I need some more help here, i am triying to launch my own kernel over each frame during the H264 decoding in cudaDecodeGL but it seems to be unable to modify anything and, even more, if i create a new variable like an uint32 for example, i am not able even to modify it and it always returns “0” to the host, just like if i try to modify de frame in the &pPBOData pointer to device memory where BGRA resulting frames are being decoded, the result is always the same, zeros as return from the device as if the kernel didnt execute anytime.
I don´t know if this is becouse of some cuContextLock or somthing like this that can be running in this example. I would apreciate it so much if someone can help me to understand why can´t I launch my own kernel inside the cudaDecodeGL example.
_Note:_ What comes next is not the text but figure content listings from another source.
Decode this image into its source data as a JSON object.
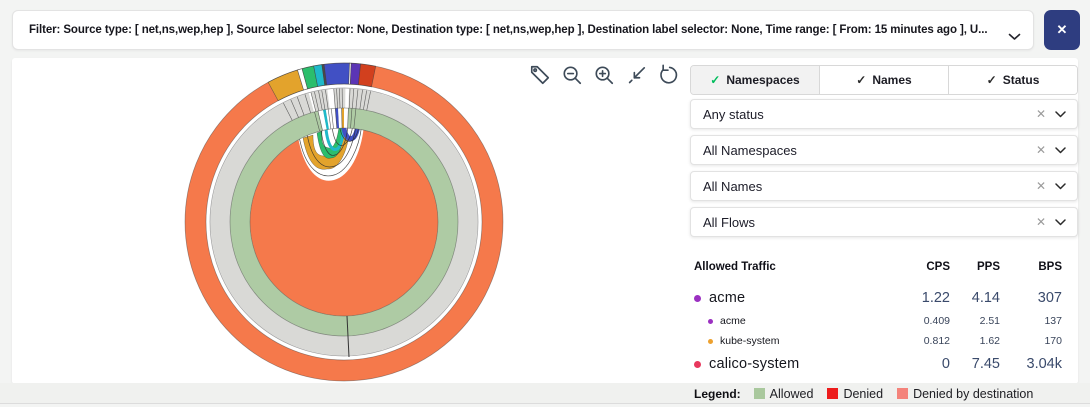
{
  "filter_bar": {
    "text": "Filter: Source type: [ net,ns,wep,hep ], Source label selector: None, Destination type: [ net,ns,wep,hep ], Destination label selector: None, Time range: [ From: 15 minutes ago ], U...",
    "close_button": "✕"
  },
  "toolbar": {
    "icons": [
      "tag",
      "zoom-out",
      "zoom-in",
      "zoom-to-fit",
      "reset-rotation"
    ]
  },
  "panel": {
    "tabs": [
      {
        "label": "Namespaces",
        "check": "✓",
        "active": true
      },
      {
        "label": "Names",
        "check": "✓",
        "active": false
      },
      {
        "label": "Status",
        "check": "✓",
        "active": false
      }
    ],
    "dropdowns": [
      {
        "value": "Any status"
      },
      {
        "value": "All Namespaces"
      },
      {
        "value": "All Names"
      },
      {
        "value": "All Flows"
      }
    ]
  },
  "traffic_table": {
    "title": "Allowed Traffic",
    "columns": [
      "CPS",
      "PPS",
      "BPS"
    ],
    "rows": [
      {
        "name": "acme",
        "level": 0,
        "dot_color": "#9b30c1",
        "values": [
          "1.22",
          "4.14",
          "307"
        ]
      },
      {
        "name": "acme",
        "level": 1,
        "dot_color": "#9b30c1",
        "values": [
          "0.409",
          "2.51",
          "137"
        ]
      },
      {
        "name": "kube-system",
        "level": 1,
        "dot_color": "#eda12f",
        "values": [
          "0.812",
          "1.62",
          "170"
        ]
      },
      {
        "name": "calico-system",
        "level": 0,
        "dot_color": "#e8385d",
        "values": [
          "0",
          "7.45",
          "3.04k"
        ]
      }
    ]
  },
  "legend": {
    "label": "Legend:",
    "items": [
      {
        "label": "Allowed",
        "color": "#a9c89d"
      },
      {
        "label": "Denied",
        "color": "#ed1c1c"
      },
      {
        "label": "Denied by destination",
        "color": "#f4837b"
      }
    ]
  },
  "diagram": {
    "type": "chord-sunburst-flow-visualization",
    "colors": {
      "orange": "#F5794B",
      "sage": "#AECBA4",
      "ring_gray": "#D9D9D6",
      "gold": "#E3A32C",
      "green": "#2BBE6C",
      "teal": "#1FB9C9",
      "blue": "#4150C4",
      "purple": "#5B35B5",
      "red": "#D2401E",
      "dark": "#4a4a4a",
      "white": "#FFFFFF",
      "outline": "#3f3f3f"
    },
    "outer_segments": [
      [
        -28.5,
        -17,
        "gold"
      ],
      [
        -17,
        -15.3,
        "white"
      ],
      [
        -15.3,
        -11,
        "green"
      ],
      [
        -11,
        -8,
        "teal"
      ],
      [
        -8,
        -7.2,
        "dark"
      ],
      [
        -7.2,
        2,
        "blue"
      ],
      [
        2,
        2.6,
        "white"
      ],
      [
        2.6,
        6,
        "purple"
      ],
      [
        6,
        11.5,
        "red"
      ]
    ],
    "gray_gaps": [
      [
        -15.3,
        -14.3,
        "white"
      ],
      [
        -7.2,
        -4.4,
        "white"
      ],
      [
        0.6,
        2.2,
        "white"
      ]
    ],
    "gray_ticks": [
      -27,
      -23.5,
      -20.5,
      -17,
      -14.3,
      -12.8,
      -11,
      -9.6,
      -8,
      -4.4,
      -3.2,
      -2,
      -0.8,
      2.6,
      4.2,
      6,
      8,
      9.8,
      11.5
    ],
    "green_cells": [
      [
        -13.2,
        -10.6,
        "white"
      ],
      [
        -10.6,
        -9.2,
        "teal"
      ],
      [
        -9.2,
        -4.4,
        "white"
      ],
      [
        -4.4,
        -3,
        "blue"
      ],
      [
        -3,
        -1.2,
        "white"
      ],
      [
        -1.2,
        0,
        "gold"
      ],
      [
        0,
        2.2,
        "white"
      ]
    ],
    "green_ticks": [
      -15,
      -13.2,
      -8,
      -6.4,
      -4.4,
      -1.2,
      2.2,
      4,
      6
    ]
  }
}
It is so important to achieve that for my current project.
The variables are being allocated like this:
[codebox]
long int memSize = nWidthnHeight4;
cudaMallocHost( (void **)&g_bFrameData, memSize );
cuMemAlloc( &pPreviousDecodedFrame,memSize);
cuMemAlloc( &pResultFrame,memSize);[/codebox]
My kernel is launching this way:
[codebox]
g_pImageGL->map(&pPBOData, &nPBOPitch);
nPBOPitch = g_nWindowWidth * 4;
cudaPostProcessFrame(&pDecodedFrame, nDecodedPitch, &pPBOData, nPBOPitch, g_pCudaModule->getModule(), g_kernelNV12toARGB, g_KernelSID);
if(g_KernelSID)
{
CUresult error;
error = cudaLaunchMyKernel ( pPBOData ,pPreviousDecodedFrame ,pResultFrame ,g_bFrameData, nWidth, nHeight);[/codebox]
cudaLaunchMyKernel :
[codebox]// CUDA kernel for frame post-processing.
extern “C”
global void MyKernel(uint32 * decoded, unsigned char * previous, unsigned char * result)
{
int tx = threadIdx.x;
int ty = threadIdx.y;
int tz = threadIdx.z;
int bx = blockIdx.x;
int by = blockIdx.y;
// 16 16 x 16 = 256 80 4(bytes por pixel)
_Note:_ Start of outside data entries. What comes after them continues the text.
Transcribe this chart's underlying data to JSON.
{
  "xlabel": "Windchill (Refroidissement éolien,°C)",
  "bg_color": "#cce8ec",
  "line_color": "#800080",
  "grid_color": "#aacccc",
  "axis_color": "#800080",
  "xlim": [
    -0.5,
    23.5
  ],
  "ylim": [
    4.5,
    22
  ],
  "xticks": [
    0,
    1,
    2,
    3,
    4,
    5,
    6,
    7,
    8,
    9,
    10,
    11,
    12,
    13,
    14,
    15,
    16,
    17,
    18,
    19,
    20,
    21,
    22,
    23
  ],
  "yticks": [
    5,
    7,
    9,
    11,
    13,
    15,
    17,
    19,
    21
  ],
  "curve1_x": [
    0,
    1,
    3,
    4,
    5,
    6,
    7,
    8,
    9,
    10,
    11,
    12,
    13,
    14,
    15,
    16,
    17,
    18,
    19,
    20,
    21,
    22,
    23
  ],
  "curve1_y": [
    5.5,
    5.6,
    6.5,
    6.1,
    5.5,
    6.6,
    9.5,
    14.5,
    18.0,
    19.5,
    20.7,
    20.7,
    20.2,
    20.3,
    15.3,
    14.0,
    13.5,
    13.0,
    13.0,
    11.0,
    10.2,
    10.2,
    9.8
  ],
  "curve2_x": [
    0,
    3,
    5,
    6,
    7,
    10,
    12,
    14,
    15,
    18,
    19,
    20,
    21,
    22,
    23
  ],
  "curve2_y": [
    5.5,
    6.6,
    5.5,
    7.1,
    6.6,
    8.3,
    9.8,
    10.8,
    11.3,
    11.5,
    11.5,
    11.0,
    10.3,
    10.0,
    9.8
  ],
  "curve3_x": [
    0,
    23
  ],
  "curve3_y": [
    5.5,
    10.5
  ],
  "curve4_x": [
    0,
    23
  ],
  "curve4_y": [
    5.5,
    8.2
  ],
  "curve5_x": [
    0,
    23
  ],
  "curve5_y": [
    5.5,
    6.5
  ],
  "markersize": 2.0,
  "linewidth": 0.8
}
uint32 offset = (bx*blockDim.x + by*(blockDim.x*blockDim.y)*gridDim.x) * 4;//Esto ajusta el inicio de cada bloque... o eso creo...LOL
uint32 pixel_bloque = ty*(blockDim.x) + tx;//Esto ajusta cada pixel en su bloque, sumandose al offset del bloque.
result[ offset + pixel_bloque + tz ] = abs(decoded[ offset + pixel_bloque + tz] - previous[ offset + pixel_bloque + tz]);
}
extern “C”
CUresult cudaLaunchMyKernel(CUdeviceptr d_DecodedFrame, CUdeviceptr d_PreviousFrame,CUdeviceptr d_ResultFrame,unsigned char * h_ResultFrame,uint32 width,uint32 * height )
{
unsigned int memSize = width * height * 4;
//CUcontext temp_ctx;
//cuCtxAttach(&temp_ctx,0);
dim3 threadsPerBlock(16, 16, 3);// Bloques de 16x16 hilos, profundidad en z de 3 hilos para ajustar cada uno a una componente de color BGR
dim3 numBlocks(width/16,height/16);
MyKernel<<<numBlocks, threadsPerBlock>>>((unsigned char *)d_DecodedFrame, (unsigned char *) d_PreviousFrame, (unsigned char *) d_ResultFrame);
cudaThreadSynchronize();
//Copy the result form de device to de Host
CUresult cu;
cu = cuMemcpyDtoH( height ,prueba, sizeof(uint32) );
if(cu != CUDA_SUCCESS) cout << "cudaLaunchMyKernel Error : " <<cu << endl;
//Swap actual frame with previous one
error = cudaMemcpy(&d_DecodedFrame,d_PreviousFrame,memSize,cudaMemcpyDeviceT
oDevice);
//cuCtxDetach(temp_ctx);
return cu;
}[/codebox]
Thank you.